As part of global efforts to provide COVID-19 medicines to poor countries, the Canadian Government has released $485 million foreign-aid budget, International Development Minister Karina Gould has announced.
The Minister clarified that the new funds are going towards the Access to COVID-19 Tools, or “ACT” Accelerator, which was created in April by the World Health Organization, the French government, the European Commission and the Bill and Melinda Gates Foundation.
Gould and Procurement Minister Anita Anand also left open the possibility that if Canada has any surpluses of vaccines it has already pre-bought, they could be shared with poorer countries.
While noting that with only one vaccine currently approved by Health Canada, it’s too early to make that determination, Gould said “We are part of a global community, and our health at home depends on the health of everyone everywhere. Canadians understand that no one is safe from COVID-19 unless everyone is safe, and today’s new commitments will help to make that possible,” said Gould.
Anand said Gould’s announcement “is a promise to help other countries when we will be able to do so.”
Official records have it that Canada has secured guarantees for 214 million doses of vaccine, if all seven vaccine candidates procured are approved. It has also negotiated the potential to get another 200 million doses.
In an exemplary development, Oxfam Canada released a report that said Canada topped the list of rich countries that have pre-bought COVID-19 vaccines, having secured enough to cover its population five times over. Oxfam urged Canadians to show more compassion to poorer people.
Oxfam Canada’s interim executive director Kate Higgins said the organization was “pleased to see Canada take additional and ongoing leadership to ensure that everyone on the planet has access to the COVID-19 vaccine.”
The director also noted that “the only way we will get vaccines for everyone is for pharmaceutical corporations to openly share their technology and intellectual property. We hope Canada will continue to push for this as well.”
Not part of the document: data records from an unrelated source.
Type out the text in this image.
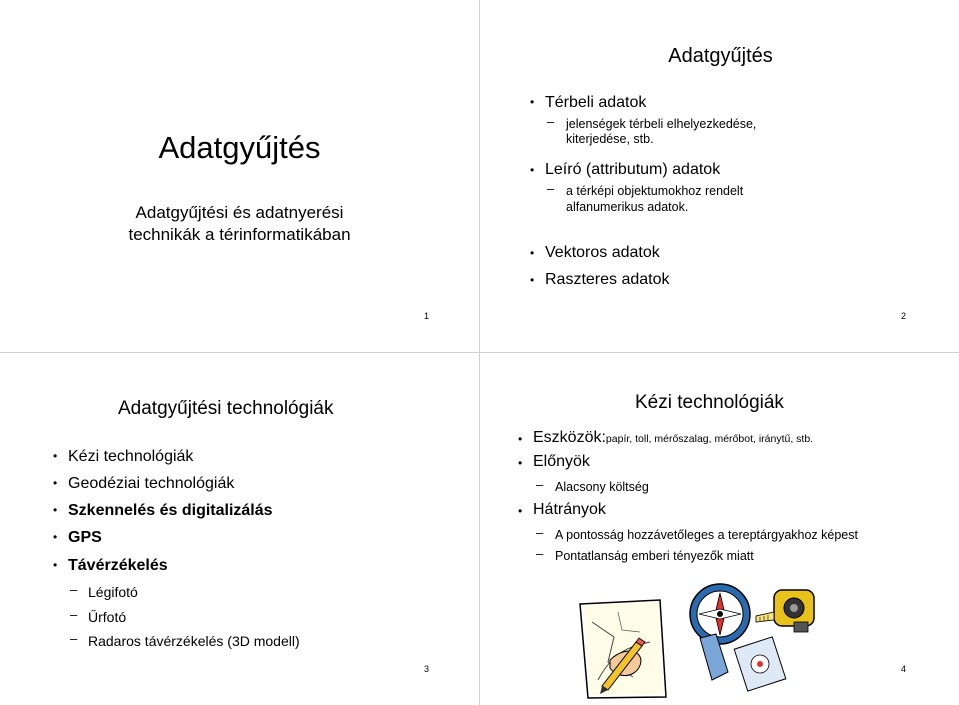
Adatgyűjtés
Adatgyűjtési és adatnyerési
technikák a térinformatikában
1
Adatgyűjtés
• Térbeli adatok
– jelenségek térbeli elhelyezkedése,
kiterjedése, stb.
• Leíró (attributum) adatok
– a térképi objektumokhoz rendelt
alfanumerikus adatok.
• Vektoros adatok
• Raszteres adatok
2
Adatgyűjtési technológiák
• Kézi technológiák
• Geodéziai technológiák
• Szkennelés és digitalizálás
• GPS
• Távérzékelés
– Légifotó
– Űrfotó
– Radaros távérzékelés (3D modell)
3
Kézi technológiák
• Eszközök:papír, toll, mérőszalag, mérőbot, iránytű, stb.
• Előnyök
– Alacsony költség
• Hátrányok
– A pontosság hozzávetőleges a tereptárgyakhoz képest
– Pontatlanság emberi tényezők miatt
4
In a swift reaction, the advocacy group One Campaign, which has criticized Canada’s relatively low foreign aid spending in the past, offered effusive praise.
Speaking on the development, Stuart Hickox, the Canada director for One Campaign, succinctly remarked that the announcement marked a “great day” for Canada.
While noting that every $1 spent on aid would generate a $5.60 return to Canada’s economy, he said “As COVID vaccinations begin here, Canada is also showing global leadership in the fight to end the pandemic everywhere. Today’s investment is Canadian compassion in action. It’s also smart”.
On his part, President of World Vision Canada, Michael Messenger stated that where a child is born shouldn’t have an impact on whether they get access to a life-saving vaccine.
He said “It’s a human right,” adding that “This commitment will help to make sure that girls and boys living in the most fragile parts of the world benefit from the great work of some of the smartest people and latest technology. This is how we will end this pandemic together.”
It should be noted that the ACT Accelerator is part of a global effort to ensure low- and middle-income countries have equitable access to medical treatments during the pandemic.
It supports organizations, health professionals and businesses in their efforts to develop vaccines, as well as drug therapies and diagnostic tools to battle the pandemic.
With the latest development, Canada has now committed more than $865 million to the ACT-Accelerator and has also pledged $220 million to its partner initiative, the COVAX Facility, to help buy vaccine doses for low- and middle-income countries.